Functional characterization of MaHAK1 in potassium uptake
According to the increased expression of MaHAK14b induced by K+ deficiency in banana roots, MaHAK14b might be a high-affinity K+ uptake transporter from banana. First, the subcellular location of MaHAK14b was examined by generating a construct expressing a fusion protein of MaHAK14b-GFP (green fluorescent protein). The recombinant construct and control vector were introduced into the leaves of Nicotiana benthamiana. As shown in Figure 6a, the results indicate that MaHAK14b was solely located in the plasma membrane, while the green fluorescence of the GFP control was located in the nucleus, cytoplasm and plasma membrane.

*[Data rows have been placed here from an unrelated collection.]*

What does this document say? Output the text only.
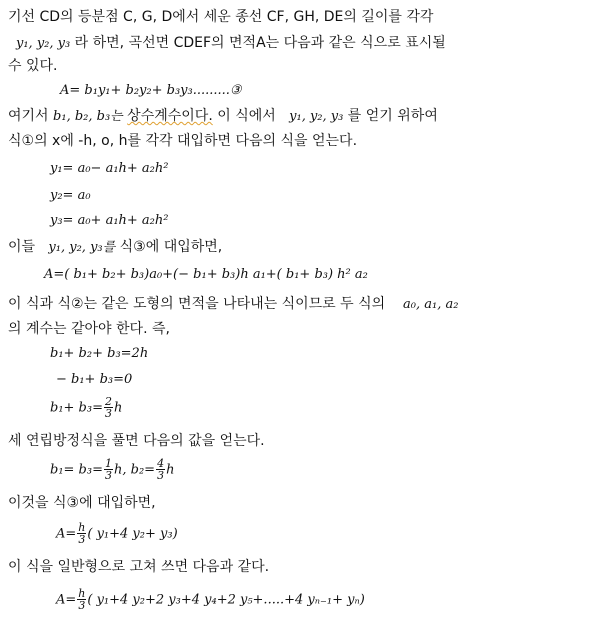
기선 CD의 등분점 C, G, D에서 세운 종선 CF, GH, DE의 길이를 각각
y₁, y₂, y₃ 라 하면, 곡선면 CDEF의 면적A는 다음과 같은 식으로 표시될
수 있다.
A= b₁y₁+ b₂y₂+ b₃y₃.........③
여기서 b₁, b₂, b₃는 상수계수이다. 이 식에서 y₁, y₂, y₃ 를 얻기 위하여
식①의 x에 -h, o, h를 각각 대입하면 다음의 식을 얻는다.
y₁= a₀− a₁h+ a₂h²
y₂= a₀
y₃= a₀+ a₁h+ a₂h²
이들 y₁, y₂, y₃를 식③에 대입하면,
A=( b₁+ b₂+ b₃)a₀+(− b₁+ b₃)h a₁+( b₁+ b₃) h² a₂
이 식과 식②는 같은 도형의 면적을 나타내는 식이므로 두 식의 a₀, a₁, a₂
의 계수는 같아야 한다. 즉,
b₁+ b₂+ b₃=2h
− b₁+ b₃=0
$b_1+ b_3= \frac{2}{3}$ h
세 연립방정식을 풀면 다음의 값을 얻는다.
$b_1= b_3= \frac{1}{3} h$, $b_2= \frac{4}{3}$ h
이것을 식③에 대입하면,
$A= \frac{h}{3}$ ( y₁+4 y₂+ y₃)
이 식을 일반형으로 고쳐 쓰면 다음과 같다.
$A= \frac{h}{3}$ ( y₁+4 y₂+2 y₃+4 y₄+2 y₅+.....+4 yₙ₋₁+ yₙ)
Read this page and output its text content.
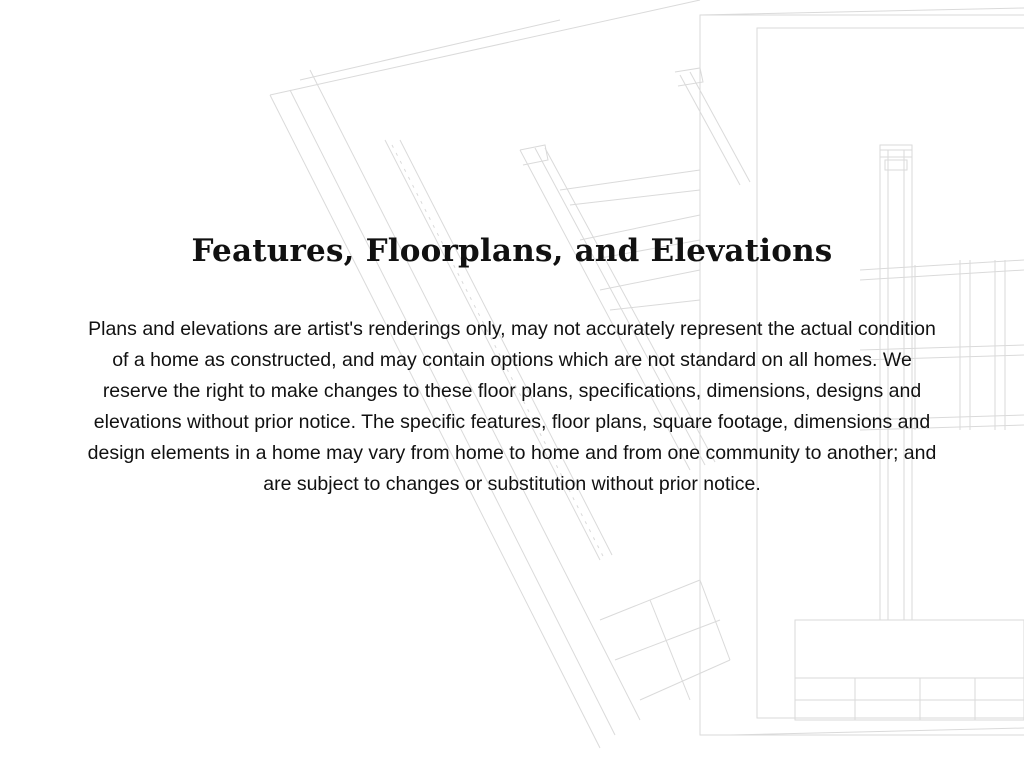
Features, Floorplans, and Elevations

Plans and elevations are artist's renderings only, may not accurately represent the actual condition of a home as constructed, and may contain options which are not standard on all homes. We reserve the right to make changes to these floor plans, specifications, dimensions, designs and elevations without prior notice. The specific features, floor plans, square footage, dimensions and design elements in a home may vary from home to home and from one community to another; and are subject to changes or substitution without prior notice.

Several reported HAK proteins could complement the growth defect of potassium-deficient yeast strain R5421, e.g., OsHAK1, OsHAK5 and ZmHAK5 (Yang et al. 2014; Chen et al. 2015; Qin et al. 2019). To examine the potassium uptake activity of MaHAK14b, R5421 yeast were transformed with MaHAK14b and the vector as a control. The growth of transformants was compared on AP medium containing various K+ concentrations. Yeast R5421 expressing MaHAK14b grew in 1 mM KCl, while no growth was observed in R5421 transformed with empty vector (Figure 6b). This result indicates that MaHAK14b is a high-affinity K+ transporter with K+ uptake activity.